Role of Adult Angioblasts in Vascular Maintenance

成体成血管细胞在血管维护中的作用

• 批准号: 7057402
• 负责人: GINA C SCHATTEMAN
• 金额: $ 24.49万
• 依托单位: UNIVERSITY OF IOWA
• 依托单位国家: 美国
• 财政年份: 1998
• 资助国家: 美国
• 起止时间: 1998-09-30 至 2008-04-30
• 项目状态: 已结题
• 来源: https://reporter.nih.gov/project-details/7057402
• 关键词: CD14 molecule; CD34 molecule; angiogenesis; cell differentiation; cell growth regulation; diabetes mellitus; enzyme linked immunosorbent assay; flow cytometry; genetically modified animals; green fluorescent proteins; hematopoiesis; hematopoietic stem cells; human tissue; ischemia; laboratory mouse; tissue /cell culture; vascular endothelium

DESCRIPTION (provided by applicant): Bone marrow derived stem cells are under intense study as potential therapeutic agents for a wide variety of pathologies. Treatment with exogenous bone marrow cells can improve myocardial function after infarct and brain function after stroke in rodents. Despite tremendous progress in the development of potential clinical uses of bone marrow stem cells, little is known about their normal in vivo functions or factors controlling their growth and differentiation. Further, nothing is known about the changes that occur in these cells once they move from the bone marrow to the blood, yet it is thought that the cells must travel through the blood to reach the site of tissue damage. Also, it has not been determined if circulating cells are equivalent to the multi-potent bone marrow stem cells, but preliminary data from our and other laboratories suggest that at a minimum, progenitors for many cell types reside in the blood. To begin to understand circulating stem cell biology we have focused on one type, namely circulating endothelial cell progenitors (CEPs), i.e, circulating cells that can differentiate into endothelial cells. Our first goal is to further the understanding of CEP biology by better delineating their phenotype(s) and identifying factors that control their growth and differentiation. This understanding may allow us to modulate CEP function in vivo to clinical advantage. Another component of stem cell biology about which little is known is how systemic disorders might alter their function.
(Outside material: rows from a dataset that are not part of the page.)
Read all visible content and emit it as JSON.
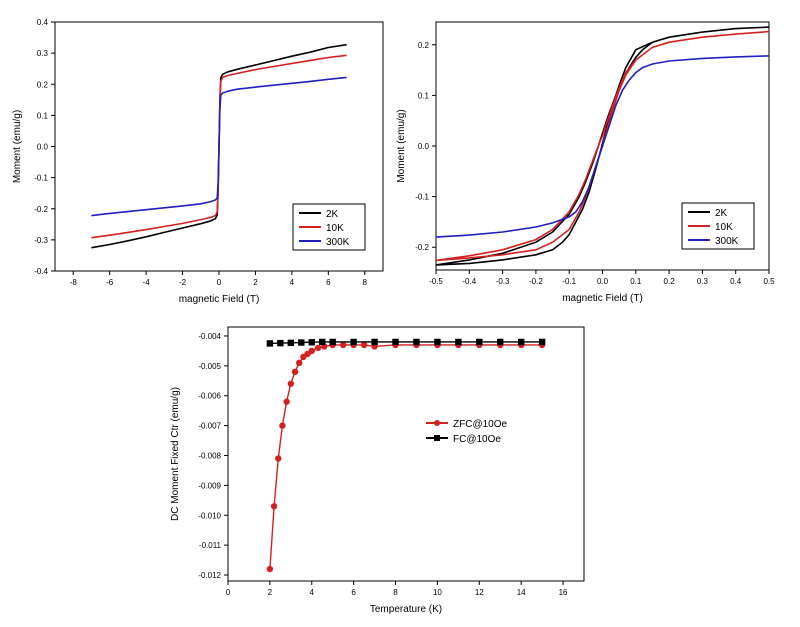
{
  "chart_data": [
    {
      "type": "line",
      "xlabel": "magnetic Field (T)",
      "ylabel": "Moment (emu/g)",
      "xlim": [
        -9,
        9
      ],
      "ylim": [
        -0.4,
        0.4
      ],
      "xticks": [
        -8,
        -6,
        -4,
        -2,
        0,
        2,
        4,
        6,
        8
      ],
      "yticks": [
        -0.4,
        -0.3,
        -0.2,
        -0.1,
        0.0,
        0.1,
        0.2,
        0.3,
        0.4
      ],
      "xtick_labels": [
        "-8",
        "-6",
        "-4",
        "-2",
        "0",
        "2",
        "4",
        "6",
        "8"
      ],
      "ytick_labels": [
        "-0.4",
        "-0.3",
        "-0.2",
        "-0.1",
        "0.0",
        "0.1",
        "0.2",
        "0.3",
        "0.4"
      ],
      "legend_position": "bottom-right",
      "series": [
        {
          "name": "2K",
          "color": "#000000",
          "x": [
            -7,
            -6,
            -5,
            -4,
            -3,
            -2,
            -1,
            -0.5,
            -0.2,
            -0.1,
            -0.05,
            0,
            0.05,
            0.1,
            0.2,
            0.5,
            1,
            2,
            3,
            4,
            5,
            6,
            7
          ],
          "y": [
            -0.325,
            -0.315,
            -0.303,
            -0.29,
            -0.276,
            -0.262,
            -0.248,
            -0.24,
            -0.232,
            -0.22,
            -0.15,
            0.0,
            0.15,
            0.22,
            0.232,
            0.24,
            0.248,
            0.262,
            0.276,
            0.29,
            0.303,
            0.318,
            0.327
          ]
        },
        {
          "name": "10K",
          "color": "#d42020",
          "x": [
            -7,
            -6,
            -5,
            -4,
            -3,
            -2,
            -1,
            -0.5,
            -0.2,
            -0.1,
            -0.05,
            0,
            0.05,
            0.1,
            0.2,
            0.5,
            1,
            2,
            3,
            4,
            5,
            6,
            7
          ],
          "y": [
            -0.293,
            -0.285,
            -0.276,
            -0.267,
            -0.257,
            -0.247,
            -0.235,
            -0.228,
            -0.222,
            -0.21,
            -0.14,
            0.0,
            0.14,
            0.21,
            0.222,
            0.228,
            0.235,
            0.247,
            0.257,
            0.267,
            0.276,
            0.286,
            0.293
          ]
        },
        {
          "name": "300K",
          "color": "#2020c0",
          "x": [
            -7,
            -6,
            -5,
            -4,
            -3,
            -2,
            -1,
            -0.5,
            -0.2,
            -0.1,
            -0.05,
            0,
            0.05,
            0.1,
            0.2,
            0.5,
            1,
            2,
            3,
            4,
            5,
            6,
            7
          ],
          "y": [
            -0.222,
            -0.215,
            -0.209,
            -0.203,
            -0.197,
            -0.191,
            -0.184,
            -0.178,
            -0.172,
            -0.165,
            -0.12,
            0.0,
            0.12,
            0.165,
            0.172,
            0.178,
            0.184,
            0.191,
            0.197,
            0.203,
            0.209,
            0.216,
            0.222
          ]
        }
      ]
    },
    {
      "type": "line",
      "xlabel": "magnetic Field (T)",
      "ylabel": "Moment (emu/g)",
      "xlim": [
        -0.5,
        0.5
      ],
      "ylim": [
        -0.245,
        0.245
      ],
      "xticks": [
        -0.5,
        -0.4,
        -0.3,
        -0.2,
        -0.1,
        0.0,
        0.1,
        0.2,
        0.3,
        0.4,
        0.5
      ],
      "yticks": [
        -0.2,
        -0.1,
        0.0,
        0.1,
        0.2
      ],
      "xtick_labels": [
        "-0.5",
        "-0.4",
        "-0.3",
        "-0.2",
        "-0.1",
        "0.0",
        "0.1",
        "0.2",
        "0.3",
        "0.4",
        "0.5"
      ],
      "ytick_labels": [
        "-0.2",
        "-0.1",
        "0.0",
        "0.1",
        "0.2"
      ],
      "legend_position": "bottom-right",
      "series": [
        {
          "name": "2K",
          "color": "#000000",
          "x": [
            -0.5,
            -0.4,
            -0.3,
            -0.2,
            -0.15,
            -0.1,
            -0.07,
            -0.05,
            -0.03,
            -0.01,
            0.0,
            0.01,
            0.02,
            0.04,
            0.06,
            0.08,
            0.1,
            0.12,
            0.15,
            0.2,
            0.3,
            0.4,
            0.5,
            0.4,
            0.3,
            0.2,
            0.15,
            0.1,
            0.07,
            0.05,
            0.03,
            0.01,
            0.0,
            -0.01,
            -0.02,
            -0.04,
            -0.06,
            -0.08,
            -0.1,
            -0.12,
            -0.15,
            -0.2,
            -0.3,
            -0.4,
            -0.5
          ],
          "y": [
            -0.235,
            -0.225,
            -0.212,
            -0.19,
            -0.17,
            -0.135,
            -0.1,
            -0.07,
            -0.035,
            0.005,
            0.025,
            0.045,
            0.065,
            0.1,
            0.13,
            0.155,
            0.175,
            0.19,
            0.205,
            0.215,
            0.225,
            0.232,
            0.235,
            0.232,
            0.225,
            0.215,
            0.205,
            0.19,
            0.155,
            0.12,
            0.08,
            0.03,
            0.005,
            -0.02,
            -0.045,
            -0.09,
            -0.125,
            -0.15,
            -0.175,
            -0.19,
            -0.205,
            -0.215,
            -0.225,
            -0.232,
            -0.235
          ]
        },
        {
          "name": "10K",
          "color": "#d42020",
          "x": [
            -0.5,
            -0.4,
            -0.3,
            -0.2,
            -0.15,
            -0.1,
            -0.07,
            -0.05,
            -0.03,
            -0.01,
            0.0,
            0.01,
            0.03,
            0.05,
            0.07,
            0.1,
            0.15,
            0.2,
            0.3,
            0.4,
            0.5,
            0.4,
            0.3,
            0.2,
            0.15,
            0.1,
            0.07,
            0.05,
            0.03,
            0.01,
            0.0,
            -0.01,
            -0.03,
            -0.05,
            -0.07,
            -0.1,
            -0.15,
            -0.2,
            -0.3,
            -0.4,
            -0.5
          ],
          "y": [
            -0.226,
            -0.217,
            -0.205,
            -0.185,
            -0.165,
            -0.13,
            -0.095,
            -0.065,
            -0.03,
            0.005,
            0.02,
            0.04,
            0.08,
            0.115,
            0.145,
            0.17,
            0.195,
            0.205,
            0.215,
            0.221,
            0.226,
            0.221,
            0.215,
            0.205,
            0.195,
            0.17,
            0.14,
            0.11,
            0.07,
            0.025,
            0.0,
            -0.02,
            -0.06,
            -0.1,
            -0.13,
            -0.165,
            -0.19,
            -0.205,
            -0.215,
            -0.221,
            -0.226
          ]
        },
        {
          "name": "300K",
          "color": "#2020c0",
          "x": [
            -0.5,
            -0.4,
            -0.3,
            -0.2,
            -0.15,
            -0.1,
            -0.08,
            -0.06,
            -0.04,
            -0.02,
            0.0,
            0.02,
            0.04,
            0.06,
            0.08,
            0.1,
            0.12,
            0.15,
            0.2,
            0.3,
            0.4,
            0.5
          ],
          "y": [
            -0.18,
            -0.176,
            -0.17,
            -0.16,
            -0.152,
            -0.14,
            -0.13,
            -0.11,
            -0.08,
            -0.04,
            0.0,
            0.04,
            0.08,
            0.11,
            0.13,
            0.145,
            0.155,
            0.162,
            0.168,
            0.173,
            0.176,
            0.178
          ]
        }
      ]
    },
    {
      "type": "line",
      "xlabel": "Temperature (K)",
      "ylabel": "DC Moment Fixed Ctr (emu/g)",
      "xlim": [
        0,
        17
      ],
      "ylim": [
        -0.0122,
        -0.0037
      ],
      "xticks": [
        0,
        2,
        4,
        6,
        8,
        10,
        12,
        14,
        16
      ],
      "yticks": [
        -0.012,
        -0.011,
        -0.01,
        -0.009,
        -0.008,
        -0.007,
        -0.006,
        -0.005,
        -0.004
      ],
      "xtick_labels": [
        "0",
        "2",
        "4",
        "6",
        "8",
        "10",
        "12",
        "14",
        "16"
      ],
      "ytick_labels": [
        "-0.012",
        "-0.011",
        "-0.010",
        "-0.009",
        "-0.008",
        "-0.007",
        "-0.006",
        "-0.005",
        "-0.004"
      ],
      "legend_position": "center-right",
      "series": [
        {
          "name": "ZFC@10Oe",
          "color": "#d42020",
          "marker": "circle",
          "x": [
            2.0,
            2.2,
            2.4,
            2.6,
            2.8,
            3.0,
            3.2,
            3.4,
            3.6,
            3.8,
            4.0,
            4.3,
            4.6,
            5.0,
            5.5,
            6.0,
            6.5,
            7.0,
            8.0,
            9.0,
            10.0,
            11.0,
            12.0,
            13.0,
            14.0,
            15.0
          ],
          "y": [
            -0.0118,
            -0.0097,
            -0.0081,
            -0.007,
            -0.0062,
            -0.0056,
            -0.0052,
            -0.0049,
            -0.0047,
            -0.0046,
            -0.0045,
            -0.0044,
            -0.00435,
            -0.0043,
            -0.0043,
            -0.0043,
            -0.0043,
            -0.00435,
            -0.0043,
            -0.0043,
            -0.0043,
            -0.0043,
            -0.0043,
            -0.0043,
            -0.0043,
            -0.0043
          ]
        },
        {
          "name": "FC@10Oe",
          "color": "#000000",
          "marker": "square",
          "x": [
            2.0,
            2.5,
            3.0,
            3.5,
            4.0,
            4.5,
            5.0,
            6.0,
            7.0,
            8.0,
            9.0,
            10.0,
            11.0,
            12.0,
            13.0,
            14.0,
            15.0
          ],
          "y": [
            -0.00425,
            -0.00424,
            -0.00423,
            -0.00422,
            -0.00421,
            -0.0042,
            -0.0042,
            -0.0042,
            -0.0042,
            -0.0042,
            -0.0042,
            -0.0042,
            -0.0042,
            -0.0042,
            -0.0042,
            -0.0042,
            -0.0042
          ]
        }
      ]
    }
  ]
}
Our interest in particular is in how diabetes may affect CEP function. Evidence from our laboratory indicates that CEP dysfunction may be involved in diabetes associated vascular disease and that CEP therapy can improve vascularization in diabetic mice. Our second goal is to determine how the diabetic environment alters CEP function. To accomplish our goals we will 1) define the role of blood-derived CD34+ and CD14+ enriched cells in neovascularization in vivo; 2) identify molecular and cellular regulators of CEP growth and differentiation, and potential diabetes induced changes in these regulators in vivo; and 3) delineate potential roles of exogenous CEP modulators on CEP function in neovascularization in diabetic and non-diabetic mice.

描述（由申请人提供）：骨髓源性干细胞作为多种病理学的潜在治疗剂正在进行深入研究。外源性骨髓细胞治疗可以改善啮齿类动物梗死后的心肌功能和中风后的脑功能。尽管在开发骨髓干细胞的潜在临床用途方面取得了巨大进展，但对其正常的体内功能或控制其生长和分化的因素知之甚少。此外，我们对这些细胞从骨髓进入血液后发生的变化一无所知，但人们认为这些细胞必须穿过血液才能到达组织损伤部位。此外，还没有确定循环细胞是否等同于多能骨髓干细胞，但我们和其他实验室的初步数据表明，至少许多细胞类型的祖细胞存在于血液中。为了开始理解循环干细胞生物学，我们集中于一种类型，即循环内皮细胞祖细胞（CEP），即可以分化成内皮细胞的循环细胞。我们的第一个目标是通过更好地描述它们的表型和识别控制它们的生长和分化的因素来进一步理解CEP生物学。这种理解可能使我们能够在体内调节CEP功能以获得临床优势。干细胞生物学的另一个鲜为人知的组成部分是系统性疾病如何改变它们的功能。我们特别感兴趣的是糖尿病如何影响CEP功能。来自我们实验室的证据表明CEP功能障碍可能与糖尿病相关的血管疾病有关，并且CEP治疗可以改善糖尿病小鼠的血管形成。我们的第二个目标是确定糖尿病环境如何改变CEP功能。为了实现我们的目标，我们将1）确定血液来源的富含CD 34+和CD 14+的细胞在体内新血管形成中的作用; 2）鉴定CEP生长和分化的分子和细胞调节剂，以及体内这些调节剂中潜在的糖尿病诱导的变化;和3）描述外源性CEP调节剂对糖尿病和非糖尿病小鼠中新血管形成中CEP功能的潜在作用。